The main strength of our study was use of a nationwide population-based database that can be used to trace nearly all cases of dysphagia and AP in Taiwan over the study period, as all ENT doctors and chest specialists’ practices are covered in our insurance system. Additionally, the large sample size and cohort study design with controls afforded considerable statistical power for detecting real differences between the two cohorts, including subtle ones.
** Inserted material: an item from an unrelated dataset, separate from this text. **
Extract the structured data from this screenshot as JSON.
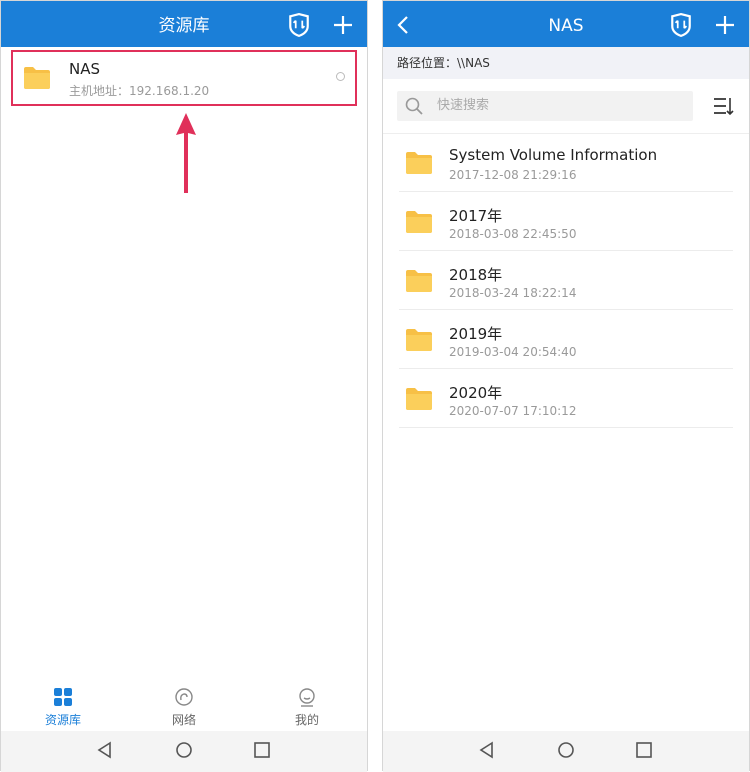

There were some limitations of this study worth noting. Importantly, diagnoses of dysphagia and AP that rely on administrative claims data registered by physicians or hospitals may be less accurate than diagnoses made according to standardized criteria. However, AP is always a serious condition in elderly people and is usually diagnosed at a hospital with imaging and blood studies. Therefore, these diagnoses should be correct. In addition, because AP was identified through ICD codes in an insurance claims database, it is possible that the incidence of AP may have been underestimated. However, the incidence of AP found in our study was consistent with that of previously reported cases, suggesting that our identification of AP was reliable. Additionally, some personal information was not available in the administrative data used, including bed-ridden status, swallowing efficiency, and chewing capacity.

In conclusion, using a large nationwide database, we showed that dysphagia was associated with a great risk of aspiration pneumonia. Furthermore, our study confirmed that male gender, myocardial infarction, congestive heart failure, PAOD, ischemic CVA, dementia, COPD, DM with organ damage, and metastatic solid tumor were independent predictors for AP, consistent with the results of previous studies. Larger prospective studies or meta-analyses are recommended to confirm our findings.

Declarations of interest

The authors have no conflicts of interest to declare.